De acuerdo con un índice multifactorial construido por la consultora McKinsey, Estados Unidos en esa etapa era al menos cinco veces más poderoso que sus circunstanciales rivales, Rusia y China. Sin embargo, en la última década, el escenario ha cambiado una vez más. El ascenso de China como nueva potencia ha puesto en cuestión la hegemonía estadounidense, llevando al mundo hacia una nueva configuración bipolar. De hecho, la brecha entre la primera y la segunda potencia se viene achicando y hoy es menor que en el mejor momento de la Unión Soviética. Nunca ha habido un país tan cerca de disputar el liderazgo de Estados Unidos como ahora.
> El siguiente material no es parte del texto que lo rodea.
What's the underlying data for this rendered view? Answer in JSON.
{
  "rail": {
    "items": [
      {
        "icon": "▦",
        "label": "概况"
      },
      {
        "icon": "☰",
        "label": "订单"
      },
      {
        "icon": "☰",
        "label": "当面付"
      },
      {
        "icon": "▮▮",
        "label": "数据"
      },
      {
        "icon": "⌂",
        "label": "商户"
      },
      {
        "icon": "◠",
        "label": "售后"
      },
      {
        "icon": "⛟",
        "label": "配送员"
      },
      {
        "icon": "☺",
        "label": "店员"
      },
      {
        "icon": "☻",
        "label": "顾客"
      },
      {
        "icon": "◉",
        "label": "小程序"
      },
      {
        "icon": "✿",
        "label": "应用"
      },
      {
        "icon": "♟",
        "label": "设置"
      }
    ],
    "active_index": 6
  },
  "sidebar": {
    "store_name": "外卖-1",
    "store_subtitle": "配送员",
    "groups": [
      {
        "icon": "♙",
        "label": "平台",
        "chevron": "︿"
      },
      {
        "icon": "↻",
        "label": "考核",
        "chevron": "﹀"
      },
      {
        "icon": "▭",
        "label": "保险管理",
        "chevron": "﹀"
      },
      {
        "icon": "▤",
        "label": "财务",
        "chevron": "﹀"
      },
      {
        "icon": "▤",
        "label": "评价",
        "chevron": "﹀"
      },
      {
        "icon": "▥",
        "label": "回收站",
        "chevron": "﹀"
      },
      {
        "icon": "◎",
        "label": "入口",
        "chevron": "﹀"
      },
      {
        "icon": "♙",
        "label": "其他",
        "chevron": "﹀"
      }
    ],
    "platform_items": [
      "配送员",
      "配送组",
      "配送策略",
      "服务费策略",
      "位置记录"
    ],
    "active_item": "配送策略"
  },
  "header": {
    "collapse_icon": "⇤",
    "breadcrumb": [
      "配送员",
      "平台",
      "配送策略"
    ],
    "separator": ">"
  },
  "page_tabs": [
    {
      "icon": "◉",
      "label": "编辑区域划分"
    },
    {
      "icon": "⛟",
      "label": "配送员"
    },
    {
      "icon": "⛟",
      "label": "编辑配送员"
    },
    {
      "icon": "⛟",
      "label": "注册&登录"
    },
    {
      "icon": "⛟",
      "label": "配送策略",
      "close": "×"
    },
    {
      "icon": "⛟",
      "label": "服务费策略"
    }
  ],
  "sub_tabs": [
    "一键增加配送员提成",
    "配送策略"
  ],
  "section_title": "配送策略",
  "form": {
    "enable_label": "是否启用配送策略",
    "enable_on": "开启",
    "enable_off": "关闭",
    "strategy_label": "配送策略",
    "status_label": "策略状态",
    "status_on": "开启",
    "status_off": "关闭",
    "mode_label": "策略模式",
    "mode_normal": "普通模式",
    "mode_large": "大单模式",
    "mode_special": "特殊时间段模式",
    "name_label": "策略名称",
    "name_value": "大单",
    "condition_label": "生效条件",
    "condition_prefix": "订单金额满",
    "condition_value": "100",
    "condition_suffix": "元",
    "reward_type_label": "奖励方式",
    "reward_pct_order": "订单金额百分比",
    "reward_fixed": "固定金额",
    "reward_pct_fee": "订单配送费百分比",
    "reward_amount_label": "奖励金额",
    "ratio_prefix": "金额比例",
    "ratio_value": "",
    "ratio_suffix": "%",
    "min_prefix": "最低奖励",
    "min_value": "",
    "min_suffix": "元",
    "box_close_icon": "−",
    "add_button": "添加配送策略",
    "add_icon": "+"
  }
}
Lo que las bombas atómicas hicieron en el siglo XX, segura mente lo haga la IA en el XXI. Las indudables aplicaciones militares de esta tecnología pueden, una vez más, resultar la clave para el balance geopolítico de las próximas décadas. Con una diferencia importante: esta vez buena parte del desarrollo tecnológico está en manos de corporaciones que, si bien son seguidas muy de cerca por los gobiernos, tienen sus propias agendas.
En este nuevo mapa mundial, no es sencillo estimar quién llegará primero. Pero si nos basamos en la cantidad de patentes relacionadas con la IA que presenta cada país, el dominio de China en los últimos años es abrumador. Entretanto, el gobierno de Estados Unidos presiona a Nvidia, la empresa más importante entre las que fabrican GPU, para que no venda a China los modelos más avanzados. Quizá el destino de esta pugna lo defina una pequeña isla, cinco veces menor en superficie que Uruguay: Taiwán juega un rol clave en el suministro de los equipos que sirven de base para la IA.
Es muy probable que, a partir de lo que pasó en la última posguerra, uno o ambos bandos hayan llegado a una sombría y peligrosa conclusión: la próxima vez que una potencia disponga de un arma que le dé una ventaja momentánea considerable respecto de sus rivales, habrá que intentar desarticular de inmediato los planes de la segunda para llegar al mismo punto. Por eso, antes de preocuparse por el escenario cinematográfico de una batalla de humanos contra máquinas, quizá nos encontremos con otro peligro más cercano: el uso de una IA como un arma sin precedentes en la eterna disputa de humanos contra humanos.